Tutto ciò proprio per provare a sperimentare su di sé, almeno in parte e per quanto possibile, privazioni e sofferenze che lo avvicinassero a questo pianista ebreo polacco della Varsavia della Seconda Guerra Mondiale. Ma per fare al meglio il suo mestiere è anche diventato un ventriloquo, si è rotto il naso tre volte girando scene d’azione,  e così via.

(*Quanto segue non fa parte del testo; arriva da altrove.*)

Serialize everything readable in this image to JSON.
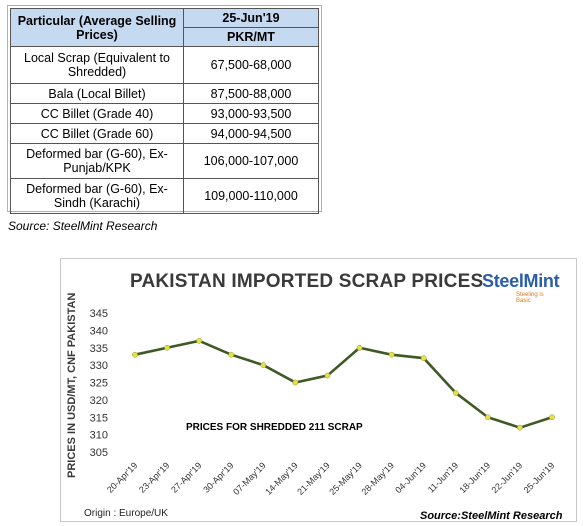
{
  "table": {
    "header_particular": "Particular (Average Selling Prices)",
    "header_date": "25-Jun'19",
    "header_unit": "PKR/MT",
    "rows": [
      {
        "item": "Local Scrap (Equivalent to Shredded)",
        "price": "67,500-68,000"
      },
      {
        "item": "Bala (Local Billet)",
        "price": "87,500-88,000"
      },
      {
        "item": "CC Billet (Grade 40)",
        "price": "93,000-93,500"
      },
      {
        "item": "CC Billet (Grade 60)",
        "price": "94,000-94,500"
      },
      {
        "item": "Deformed bar (G-60), Ex-Punjab/KPK",
        "price": "106,000-107,000"
      },
      {
        "item": "Deformed bar (G-60), Ex-Sindh (Karachi)",
        "price": "109,000-110,000"
      }
    ],
    "source": "Source: SteelMint Research"
  },
  "logo": {
    "name": "SteelMint",
    "tagline": "Steeling is Basic"
  },
  "chart_data": {
    "type": "line",
    "title": "PAKISTAN IMPORTED SCRAP PRICES",
    "ylabel": "PRICES IN USD/MT, CNF PAKISTAN",
    "xlabel": "",
    "categories": [
      "20-Apr'19",
      "23-Apr'19",
      "27-Apr'19",
      "30-Apr'19",
      "07-May'19",
      "14-May'19",
      "21-May'19",
      "25-May'19",
      "28-May'19",
      "04-Jun'19",
      "11-Jun'19",
      "18-Jun'19",
      "22-Jun'19",
      "25-Jun'19"
    ],
    "series": [
      {
        "name": "",
        "values": [
          333,
          335,
          337,
          333,
          330,
          325,
          327,
          335,
          333,
          332,
          322,
          315,
          312,
          315
        ]
      }
    ],
    "ylim": [
      305,
      345
    ],
    "yticks": [
      305,
      310,
      315,
      320,
      325,
      330,
      335,
      340,
      345
    ],
    "grid": false,
    "line_color": "#3e5a24",
    "marker_color": "#e8e04a",
    "annotation": "PRICES FOR SHREDDED  211  SCRAP",
    "origin_note": "Origin : Europe/UK",
    "source": "Source:SteelMint Research"
  }
}
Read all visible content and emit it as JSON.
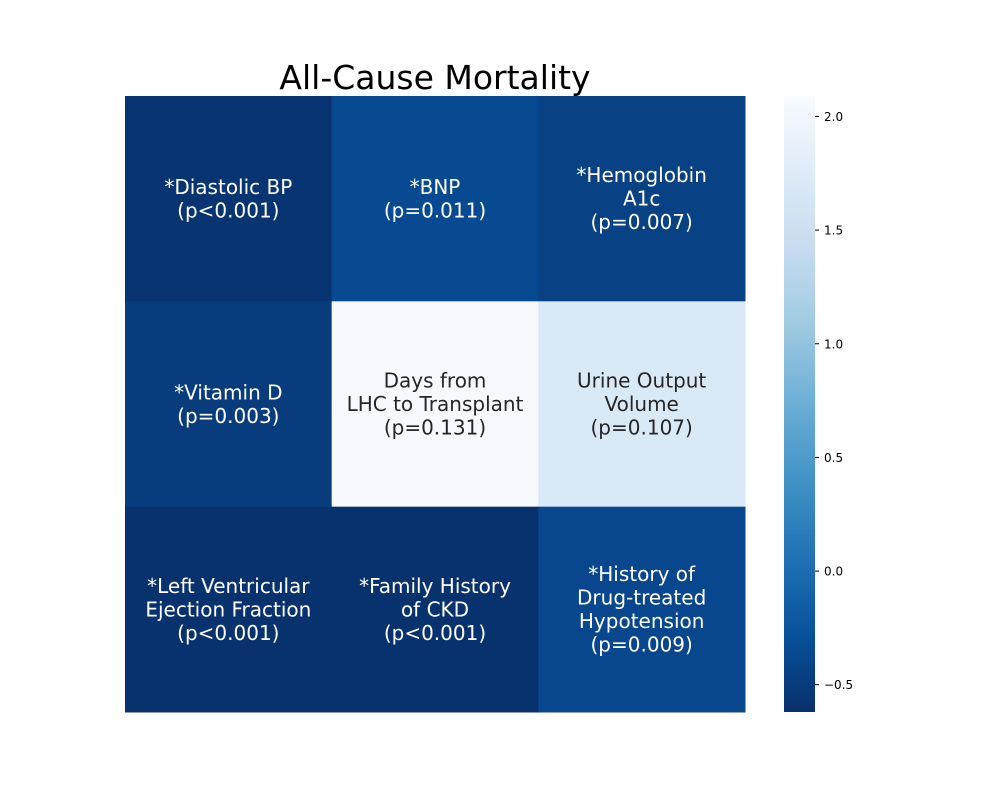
{
  "chart_data": {
    "type": "heatmap",
    "title": "All-Cause Mortality",
    "rows": 3,
    "cols": 3,
    "colormap": {
      "name": "Blues_r",
      "stops": [
        "#08306b",
        "#08519c",
        "#2171b5",
        "#4292c6",
        "#6baed6",
        "#9ecae1",
        "#c6dbef",
        "#deebf7",
        "#f7fbff"
      ]
    },
    "colorbar": {
      "vmin": -0.62,
      "vmax": 2.09,
      "ticks": [
        2.0,
        1.5,
        1.0,
        0.5,
        0.0,
        -0.5
      ],
      "tick_labels": [
        "2.0",
        "1.5",
        "1.0",
        "0.5",
        "0.0",
        "−0.5"
      ]
    },
    "cells": [
      {
        "row": 0,
        "col": 0,
        "value": -0.58,
        "lines": [
          "*Diastolic BP",
          "(p<0.001)"
        ]
      },
      {
        "row": 0,
        "col": 1,
        "value": -0.35,
        "lines": [
          "*BNP",
          "(p=0.011)"
        ]
      },
      {
        "row": 0,
        "col": 2,
        "value": -0.45,
        "lines": [
          "*Hemoglobin",
          "A1c",
          "(p=0.007)"
        ]
      },
      {
        "row": 1,
        "col": 0,
        "value": -0.5,
        "lines": [
          "*Vitamin D",
          "(p=0.003)"
        ]
      },
      {
        "row": 1,
        "col": 1,
        "value": 2.07,
        "lines": [
          "Days from",
          "LHC to Transplant",
          "(p=0.131)"
        ]
      },
      {
        "row": 1,
        "col": 2,
        "value": 1.7,
        "lines": [
          "Urine Output",
          "Volume",
          "(p=0.107)"
        ]
      },
      {
        "row": 2,
        "col": 0,
        "value": -0.6,
        "lines": [
          "*Left Ventricular",
          "Ejection Fraction",
          "(p<0.001)"
        ]
      },
      {
        "row": 2,
        "col": 1,
        "value": -0.6,
        "lines": [
          "*Family History",
          "of CKD",
          "(p<0.001)"
        ]
      },
      {
        "row": 2,
        "col": 2,
        "value": -0.38,
        "lines": [
          "*History of",
          "Drug-treated",
          "Hypotension",
          "(p=0.009)"
        ]
      }
    ]
  }
}
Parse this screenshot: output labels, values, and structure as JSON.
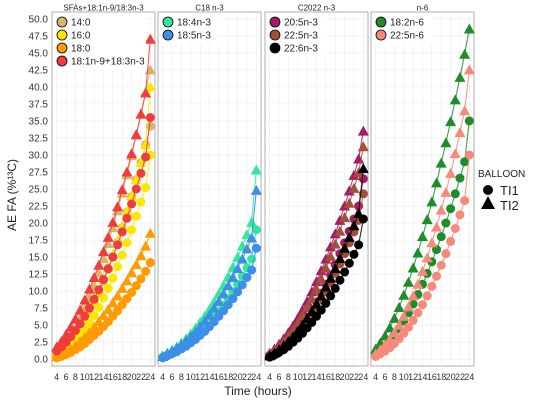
{
  "chart_data": {
    "type": "scatter",
    "xlabel": "Time (hours)",
    "ylabel": "AE FA (%¹³C)",
    "xlim": [
      3,
      25
    ],
    "ylim": [
      -1,
      51
    ],
    "x_ticks": [
      "4",
      "6",
      "8",
      "10",
      "12",
      "14",
      "16",
      "18",
      "20",
      "22",
      "24"
    ],
    "y_ticks": [
      "0.0",
      "2.5",
      "5.0",
      "7.5",
      "10.0",
      "12.5",
      "15.0",
      "17.5",
      "20.0",
      "22.5",
      "25.0",
      "27.5",
      "30.0",
      "32.5",
      "35.0",
      "37.5",
      "40.0",
      "42.5",
      "45.0",
      "47.5",
      "50.0"
    ],
    "x": [
      4,
      5,
      6,
      7,
      8,
      9,
      10,
      11,
      12,
      13,
      14,
      15,
      16,
      17,
      18,
      19,
      20,
      21,
      22,
      23,
      24
    ],
    "grid": true,
    "shape_legend": {
      "title": "BALLOON",
      "entries": [
        {
          "label": "TI1",
          "shape": "circle"
        },
        {
          "label": "TI2",
          "shape": "triangle"
        }
      ]
    },
    "panels": [
      {
        "title": "SFAs+18:1n-9/18:3n-3",
        "series": [
          {
            "name": "14:0",
            "color": "#d9b46a",
            "TI1": [
              0.8,
              1.3,
              1.9,
              2.6,
              3.4,
              4.4,
              5.5,
              6.8,
              8.2,
              9.7,
              11.4,
              13.2,
              15.1,
              17.2,
              19.3,
              21.6,
              23.9,
              26.4,
              28.9,
              31.5,
              34.2
            ],
            "TI2": [
              1.0,
              1.7,
              2.5,
              3.5,
              4.6,
              5.9,
              7.4,
              9.0,
              10.8,
              12.7,
              14.8,
              17.0,
              19.3,
              21.8,
              24.4,
              27.1,
              29.9,
              32.9,
              36.0,
              39.2,
              42.5
            ]
          },
          {
            "name": "16:0",
            "color": "#ffe600",
            "TI1": [
              0.5,
              0.9,
              1.4,
              1.9,
              2.6,
              3.4,
              4.3,
              5.3,
              6.4,
              7.6,
              9.0,
              10.4,
              11.9,
              13.6,
              15.3,
              17.1,
              19.0,
              21.0,
              23.1,
              25.2,
              30.0
            ],
            "TI2": [
              0.7,
              1.2,
              1.8,
              2.6,
              3.5,
              4.5,
              5.7,
              7.0,
              8.5,
              10.0,
              11.7,
              13.5,
              15.4,
              17.4,
              19.5,
              21.7,
              24.0,
              26.4,
              28.9,
              31.5,
              40.0
            ]
          },
          {
            "name": "18:0",
            "color": "#ff9a00",
            "TI1": [
              0.2,
              0.4,
              0.7,
              1.0,
              1.4,
              1.8,
              2.3,
              2.9,
              3.5,
              4.1,
              4.8,
              5.5,
              6.3,
              7.1,
              8.0,
              8.9,
              9.8,
              10.8,
              11.8,
              12.9,
              14.2
            ],
            "TI2": [
              0.4,
              0.7,
              1.1,
              1.5,
              2.0,
              2.6,
              3.2,
              3.9,
              4.7,
              5.5,
              6.4,
              7.3,
              8.3,
              9.3,
              10.4,
              11.5,
              12.7,
              13.9,
              15.2,
              16.6,
              18.5
            ]
          },
          {
            "name": "18:1n-9+18:3n-3",
            "color": "#f03c3c",
            "TI1": [
              1.2,
              1.8,
              2.5,
              3.3,
              4.2,
              5.2,
              6.3,
              7.5,
              8.8,
              10.2,
              11.7,
              13.3,
              15.0,
              16.8,
              18.7,
              20.7,
              22.8,
              25.0,
              27.3,
              29.7,
              35.5
            ],
            "TI2": [
              1.8,
              2.6,
              3.6,
              4.7,
              5.9,
              7.2,
              8.7,
              10.3,
              12.0,
              13.8,
              15.8,
              17.9,
              20.1,
              22.4,
              24.9,
              27.5,
              30.2,
              33.0,
              36.0,
              39.1,
              47.0
            ]
          }
        ]
      },
      {
        "title": "C18 n-3",
        "series": [
          {
            "name": "18:4n-3",
            "color": "#33e6a0",
            "TI1": [
              0.3,
              0.6,
              0.9,
              1.3,
              1.7,
              2.2,
              2.7,
              3.3,
              3.9,
              4.6,
              5.3,
              6.1,
              7.0,
              7.9,
              8.9,
              9.9,
              11.0,
              12.2,
              13.4,
              14.7,
              19.0
            ],
            "TI2": [
              0.5,
              0.9,
              1.3,
              1.8,
              2.4,
              3.0,
              3.7,
              4.5,
              5.4,
              6.3,
              7.3,
              8.4,
              9.6,
              10.8,
              12.1,
              13.5,
              15.0,
              16.6,
              18.3,
              20.1,
              27.8
            ]
          },
          {
            "name": "18:5n-3",
            "color": "#3d8ee6",
            "TI1": [
              0.2,
              0.5,
              0.8,
              1.1,
              1.5,
              1.9,
              2.4,
              2.9,
              3.5,
              4.1,
              4.8,
              5.5,
              6.3,
              7.1,
              8.0,
              8.9,
              9.9,
              10.9,
              12.0,
              13.1,
              16.3
            ],
            "TI2": [
              0.4,
              0.8,
              1.2,
              1.6,
              2.1,
              2.7,
              3.3,
              4.0,
              4.8,
              5.6,
              6.5,
              7.5,
              8.5,
              9.6,
              10.8,
              12.0,
              13.3,
              14.7,
              16.2,
              17.8,
              24.8
            ]
          }
        ]
      },
      {
        "title": "C2022 n-3",
        "series": [
          {
            "name": "20:5n-3",
            "color": "#a31c66",
            "TI1": [
              0.6,
              1.0,
              1.5,
              2.0,
              2.7,
              3.4,
              4.2,
              5.1,
              6.1,
              7.2,
              8.4,
              9.7,
              11.0,
              12.4,
              13.9,
              15.5,
              17.1,
              18.8,
              20.6,
              22.5,
              26.5
            ],
            "TI2": [
              0.9,
              1.5,
              2.2,
              3.0,
              3.9,
              4.9,
              6.0,
              7.2,
              8.5,
              9.9,
              11.4,
              13.0,
              14.7,
              16.5,
              18.4,
              20.4,
              22.5,
              24.7,
              27.0,
              29.4,
              33.5
            ]
          },
          {
            "name": "22:5n-3",
            "color": "#a34f3a",
            "TI1": [
              0.5,
              0.9,
              1.3,
              1.8,
              2.4,
              3.1,
              3.8,
              4.6,
              5.5,
              6.5,
              7.6,
              8.7,
              9.9,
              11.2,
              12.6,
              14.0,
              15.5,
              17.1,
              18.7,
              20.4,
              24.3
            ],
            "TI2": [
              0.8,
              1.3,
              1.9,
              2.6,
              3.4,
              4.3,
              5.3,
              6.4,
              7.6,
              8.9,
              10.3,
              11.8,
              13.4,
              15.1,
              16.9,
              18.8,
              20.8,
              22.9,
              25.1,
              27.4,
              31.2
            ]
          },
          {
            "name": "22:6n-3",
            "color": "#000000",
            "TI1": [
              0.3,
              0.6,
              1.0,
              1.4,
              1.9,
              2.5,
              3.1,
              3.8,
              4.6,
              5.4,
              6.3,
              7.2,
              8.2,
              9.3,
              10.4,
              11.6,
              12.8,
              14.1,
              15.4,
              16.8,
              20.6
            ],
            "TI2": [
              0.5,
              0.9,
              1.4,
              2.0,
              2.6,
              3.3,
              4.1,
              5.0,
              6.0,
              7.0,
              8.1,
              9.3,
              10.6,
              11.9,
              13.3,
              14.8,
              16.3,
              17.9,
              19.6,
              21.4,
              28.0
            ]
          }
        ]
      },
      {
        "title": "n-6",
        "series": [
          {
            "name": "18:2n-6",
            "color": "#1f8c2a",
            "TI1": [
              0.8,
              1.3,
              1.9,
              2.6,
              3.5,
              4.5,
              5.6,
              6.8,
              8.1,
              9.5,
              11.0,
              12.6,
              14.3,
              16.1,
              18.0,
              20.0,
              22.1,
              24.3,
              26.6,
              29.0,
              35.0
            ],
            "TI2": [
              1.5,
              2.4,
              3.4,
              4.6,
              6.0,
              7.6,
              9.4,
              11.3,
              13.4,
              15.6,
              18.0,
              20.5,
              23.1,
              25.9,
              28.8,
              31.8,
              34.9,
              38.1,
              41.4,
              44.8,
              48.5
            ]
          },
          {
            "name": "22:5n-6",
            "color": "#f58a7a",
            "TI1": [
              0.4,
              0.8,
              1.2,
              1.7,
              2.3,
              3.0,
              3.8,
              4.7,
              5.7,
              6.8,
              8.0,
              9.3,
              10.7,
              12.2,
              13.8,
              15.5,
              17.3,
              19.2,
              21.2,
              23.3,
              30.0
            ],
            "TI2": [
              0.8,
              1.4,
              2.1,
              2.9,
              3.9,
              5.0,
              6.3,
              7.7,
              9.3,
              11.0,
              12.9,
              14.9,
              17.1,
              19.4,
              21.9,
              24.5,
              27.3,
              30.2,
              33.3,
              36.5,
              42.5
            ]
          }
        ]
      }
    ]
  }
}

Per la  sua duttilità espressiva, per l’abilità nell’immedesimazione – nella quale, ha affermato, i costumi di scena possono coadiuvarlo fortemente – per la sua versatilità, per la profondità e intensità interpretativa che lo contraddistinguono, sono stati scomodati paragoni importanti. Lo stesso Tony Kaye – regista del più recente lavoro che lo vede protagonista, Detachment – Il distacco – lo ha definito a pieno titolo un esponente della cosiddetta “scuola di New York”, quella per intenderci di De Niro, Pacino e Hoffman. Lui apprezza il paragone e ne è lusingato, ma allo stesso tempo afferma che preferirebbe essere considerato il primo sé stesso, piuttosto che il nuovo Al Pacino. Grande carattere e consapevolezza di sé  e delle proprie capacità, dunque, da parte di questo attore (e ora anche produttore) newyorkese con evidentissime origini europee.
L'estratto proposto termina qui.